In the last post we talked about Sibling and Friend Relationships. But in this post, I am going to talk about teens and parent relationships, and how it’s extremely important to have a strong relationship with your parents.
Have you ever thought to yourself when your mom or dad is disciplining one of your siblings, “I would NOT do this, this way, or I wouldn’t be that soft on him if I WERE THE MOM!” Now, I would say that we teens with siblings have thought that way MORE than once! Wouldn’t you? Maybe you wouldn’t have the courage to say that out loud to your parents, but maybe you think that of your mom or dad sometimes. 🙂
Or maybe you struggle when your parents correct you or point out something they want you to work on. I sometimes struggle with that, too. Nobody likes to be wrong or have their faults pointed out to them.
When you’re in your teen years, you start to kind of be judgmental to what your parents do, regarding discipline, or how they chose to parent your siblings, or other decisions they make. Do you know why? It’s because your brain is changing from a kid who loved to run around and play on a swing set to an adult who wants to be independent and make your own choices, . Your brain is maturing into an adult brain, rather than a playful child’s brain. And it’s hard! But you have to realize that your parents know best. And how many years have they been parenting and having their own family? And how many years have you been doing it? 🙂 If you do the math, I’m pretty sure that they’ve been doing this longer. LOL. For now, they have more lifetime experiences. And your turn will come!
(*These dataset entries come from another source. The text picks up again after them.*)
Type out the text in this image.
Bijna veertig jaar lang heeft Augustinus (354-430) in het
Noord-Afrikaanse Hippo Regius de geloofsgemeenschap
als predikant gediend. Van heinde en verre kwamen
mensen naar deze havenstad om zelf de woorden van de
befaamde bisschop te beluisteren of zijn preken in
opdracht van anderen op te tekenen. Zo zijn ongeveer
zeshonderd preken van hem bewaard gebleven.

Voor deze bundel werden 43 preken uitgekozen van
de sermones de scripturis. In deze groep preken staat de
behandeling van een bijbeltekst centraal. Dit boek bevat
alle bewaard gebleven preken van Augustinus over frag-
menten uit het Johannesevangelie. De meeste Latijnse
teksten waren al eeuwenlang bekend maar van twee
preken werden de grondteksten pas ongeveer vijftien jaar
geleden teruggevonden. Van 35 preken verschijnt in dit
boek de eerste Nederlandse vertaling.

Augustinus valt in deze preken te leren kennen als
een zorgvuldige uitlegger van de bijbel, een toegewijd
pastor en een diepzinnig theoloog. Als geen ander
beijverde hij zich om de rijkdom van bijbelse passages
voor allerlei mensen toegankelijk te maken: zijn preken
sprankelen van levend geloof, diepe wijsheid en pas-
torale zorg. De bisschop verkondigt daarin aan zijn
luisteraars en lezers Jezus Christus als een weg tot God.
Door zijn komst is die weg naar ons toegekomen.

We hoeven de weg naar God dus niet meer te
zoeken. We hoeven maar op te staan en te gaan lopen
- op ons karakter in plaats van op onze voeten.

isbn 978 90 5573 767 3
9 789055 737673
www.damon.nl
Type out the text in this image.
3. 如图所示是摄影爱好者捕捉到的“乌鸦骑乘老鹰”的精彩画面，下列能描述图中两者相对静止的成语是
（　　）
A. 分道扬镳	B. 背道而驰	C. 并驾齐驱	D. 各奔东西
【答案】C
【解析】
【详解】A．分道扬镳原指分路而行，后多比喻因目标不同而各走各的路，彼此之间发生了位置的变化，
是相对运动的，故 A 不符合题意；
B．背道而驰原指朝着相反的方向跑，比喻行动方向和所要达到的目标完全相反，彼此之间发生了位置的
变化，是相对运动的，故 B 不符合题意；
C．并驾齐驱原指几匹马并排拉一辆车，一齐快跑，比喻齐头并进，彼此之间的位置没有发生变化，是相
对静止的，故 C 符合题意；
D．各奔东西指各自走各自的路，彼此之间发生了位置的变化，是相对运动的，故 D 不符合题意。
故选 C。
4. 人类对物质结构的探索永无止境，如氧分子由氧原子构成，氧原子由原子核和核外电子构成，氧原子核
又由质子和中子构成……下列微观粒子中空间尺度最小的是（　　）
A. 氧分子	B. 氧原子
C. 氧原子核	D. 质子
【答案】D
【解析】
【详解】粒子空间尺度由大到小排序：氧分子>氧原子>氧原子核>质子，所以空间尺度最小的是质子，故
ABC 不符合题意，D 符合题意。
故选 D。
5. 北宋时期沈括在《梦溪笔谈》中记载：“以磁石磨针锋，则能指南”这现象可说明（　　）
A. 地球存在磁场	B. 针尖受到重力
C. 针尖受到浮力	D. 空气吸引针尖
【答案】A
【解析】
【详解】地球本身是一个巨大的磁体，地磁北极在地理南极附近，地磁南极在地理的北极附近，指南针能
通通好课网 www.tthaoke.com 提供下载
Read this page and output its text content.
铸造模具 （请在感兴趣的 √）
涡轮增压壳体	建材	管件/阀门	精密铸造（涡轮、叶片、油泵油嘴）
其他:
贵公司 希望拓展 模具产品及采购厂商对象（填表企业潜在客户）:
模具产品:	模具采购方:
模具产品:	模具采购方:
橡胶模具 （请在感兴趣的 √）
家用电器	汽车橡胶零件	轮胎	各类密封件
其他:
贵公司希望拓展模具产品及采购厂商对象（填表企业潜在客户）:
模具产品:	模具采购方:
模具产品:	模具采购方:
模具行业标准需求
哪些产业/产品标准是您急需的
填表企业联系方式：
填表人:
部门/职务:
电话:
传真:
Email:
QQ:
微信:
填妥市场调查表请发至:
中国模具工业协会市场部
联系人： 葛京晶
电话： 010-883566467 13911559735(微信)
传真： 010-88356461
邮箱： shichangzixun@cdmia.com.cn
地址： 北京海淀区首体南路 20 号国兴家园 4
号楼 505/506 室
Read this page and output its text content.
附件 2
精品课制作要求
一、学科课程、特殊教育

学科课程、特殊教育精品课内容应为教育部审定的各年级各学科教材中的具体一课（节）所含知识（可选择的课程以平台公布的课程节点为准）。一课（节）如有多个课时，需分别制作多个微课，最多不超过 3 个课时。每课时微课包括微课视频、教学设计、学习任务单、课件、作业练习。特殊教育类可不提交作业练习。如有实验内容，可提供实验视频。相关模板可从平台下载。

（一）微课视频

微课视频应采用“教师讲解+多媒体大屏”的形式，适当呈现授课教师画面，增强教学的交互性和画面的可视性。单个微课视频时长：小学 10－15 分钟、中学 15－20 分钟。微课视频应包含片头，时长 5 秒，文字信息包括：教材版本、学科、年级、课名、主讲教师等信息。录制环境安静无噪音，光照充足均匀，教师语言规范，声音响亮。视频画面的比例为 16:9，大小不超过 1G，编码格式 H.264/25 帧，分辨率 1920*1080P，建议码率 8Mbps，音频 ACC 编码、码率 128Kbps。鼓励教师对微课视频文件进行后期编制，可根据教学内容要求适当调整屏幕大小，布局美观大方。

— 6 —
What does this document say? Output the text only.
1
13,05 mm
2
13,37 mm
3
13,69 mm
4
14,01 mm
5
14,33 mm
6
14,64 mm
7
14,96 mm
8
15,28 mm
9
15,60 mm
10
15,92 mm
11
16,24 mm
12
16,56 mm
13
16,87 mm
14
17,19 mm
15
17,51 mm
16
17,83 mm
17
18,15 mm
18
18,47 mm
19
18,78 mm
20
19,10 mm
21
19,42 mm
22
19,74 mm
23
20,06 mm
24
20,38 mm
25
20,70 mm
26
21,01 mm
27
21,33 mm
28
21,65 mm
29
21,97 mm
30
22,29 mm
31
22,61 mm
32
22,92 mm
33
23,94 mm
You’ll be able to one day say to your kids, “Hey look, I was a teenager and I know what it’s like to think you’re an adult. You’re NOT an adult yet, one day you will be. And one day you’ll be able to make those decisions for your family.”
Hey teens, your parents really do know and want what’s best for you, and they’re not trying to make you as miserable as possible! They love you and adore you and want to see you succeed! They’ve been “you” before, and they understand that it’s hard sometimes, but always try to be respectful to them.
It is so important to work on a great bond between you and your parents. A relationship that you’re comfortable sharing anything with them, even your deepest darkest secrets. And my parents have always said, that if maybe I don’t agree with something that they’re doing as a parent, come and talk to them. Just make sure it’s privately! Sometimes I would say how I felt out loud around my siblings, and my mom would say, “You’re welcome to tell me how you feel about this or that privately and respectfully, but not around the kids.”
Your parents want to be on the same page as you are. Just remember that you’re a TEAM. You’re in this stage of life together!
The other thing I want to mention is… Respect. In the world today, kids are so disrespectful to their parents. I’ve been around teens who talk badly or flippantly about their parents behind their back. This is gossip! Maybe you say, “Well, my parents just don’t listen to me when I try to share my feelings with them.” Have you tried it respectfully? I’ve found that our parents are more likely to listen, if we come to them with respect. “Mom and Dad, I really don’t understand why you do this, do you mind helping me understand why?” Now they may say “No, you don’t need to understand why we do this.”, then just say “ok” and obey. 🙂
It’s not easy, but it honors our parents and the Lord.
Teens, let’s try to show respect to our parents in our words, actions, and thoughts. Our world needs a generation of teens who are willing to obey their parents and show respect. Plus, I bet it will make your parents happy, and I KNOW it will make God happy.